Occasional Contributor
Frequent ContributorIn this example, there are multiple reasons why the Single Work-item kernel is going to be slower than the NDRange one:
1- The outer loop in the Single Work-item kernel is not pipelined at all. Yes, the report says its II is one, but it executes serially over the inner loop which means your Single Work-item kernel is going to be extremely slow unless the trip count of the outer loop is very small and the trip count of the inner loop is very large. The NDRange kernel will achieve much better performance here due to dynamic scheduling at run-time.
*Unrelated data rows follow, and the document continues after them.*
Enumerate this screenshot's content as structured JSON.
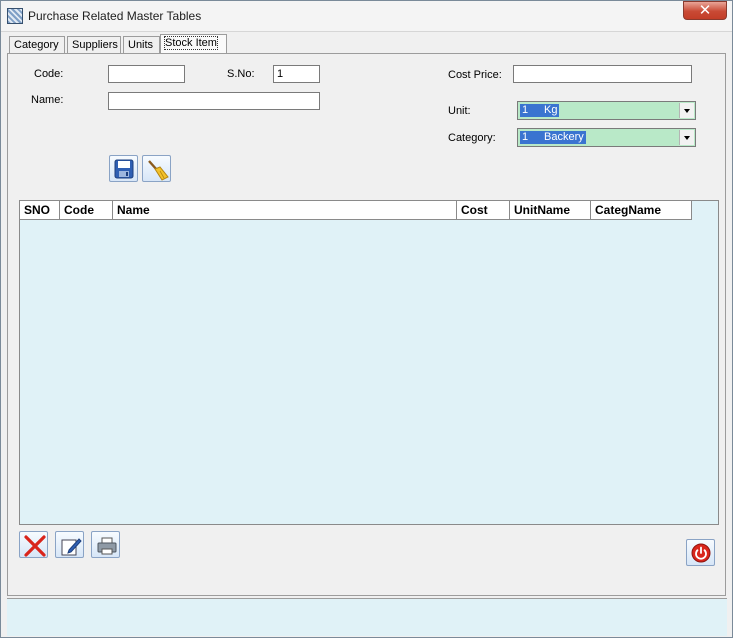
{
  "window": {
    "title": "Purchase Related Master Tables",
    "close_label": "✕"
  },
  "tabs": [
    {
      "label": "Category"
    },
    {
      "label": "Suppliers"
    },
    {
      "label": "Units"
    },
    {
      "label": "Stock Item"
    }
  ],
  "form": {
    "code_label": "Code:",
    "code_value": "",
    "sno_label": "S.No:",
    "sno_value": "1",
    "name_label": "Name:",
    "name_value": "",
    "cost_price_label": "Cost Price:",
    "cost_price_value": "",
    "unit_label": "Unit:",
    "unit_selected_id": "1",
    "unit_selected_name": "Kg",
    "category_label": "Category:",
    "category_selected_id": "1",
    "category_selected_name": "Backery"
  },
  "icons": {
    "save": "floppy-disk-icon",
    "clear": "broom-icon",
    "delete": "red-x-icon",
    "edit": "pencil-icon",
    "print": "printer-icon",
    "exit": "power-icon"
  },
  "grid": {
    "columns": [
      "SNO",
      "Code",
      "Name",
      "Cost",
      "UnitName",
      "CategName"
    ],
    "rows": []
  },
  "colors": {
    "grid_bg": "#e0f2f7",
    "combo_bg": "#b9e9c8",
    "selection": "#3a74d0",
    "close_red": "#c94a35"
  }
}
2- Even though there is potential for memory access coalescing in the single work-item kernel as you mentioned, based on the report, the compiler is not actually coalescing the accesses. I have seen multiple patterns where the compiler simply refuses to coalesce the accesses even though they are clearly consecutive, this is one of those cases. The problem here is that there are two accesses to the same external buffer in the loop which, if coalesced, could potentially overlap with each other. In such cases, the compiler instead creates multiple 32-bit ports (for float) to memory, resulting in a huge amount of contention on the memory bus and very poor memory throughput. You might be able to get the accesses to coalesce correctly if you perform the memory accesses outside of the compute loop.
3- Since your NDRange kernel uses both SIMD and unrolling, while the Single Work-item kernel uses only unrolling with a factor the same as the NDRange kernel, you will have a 16 times higher degree of parallelism in the NDRange kernel which would give it an edge over the Single Work-item equivalent. However, you should note that the memory accesses in the NDRange kernel are only consecutive in the SIMD direction and the unrolling will result in multiple non-coalesced accesses.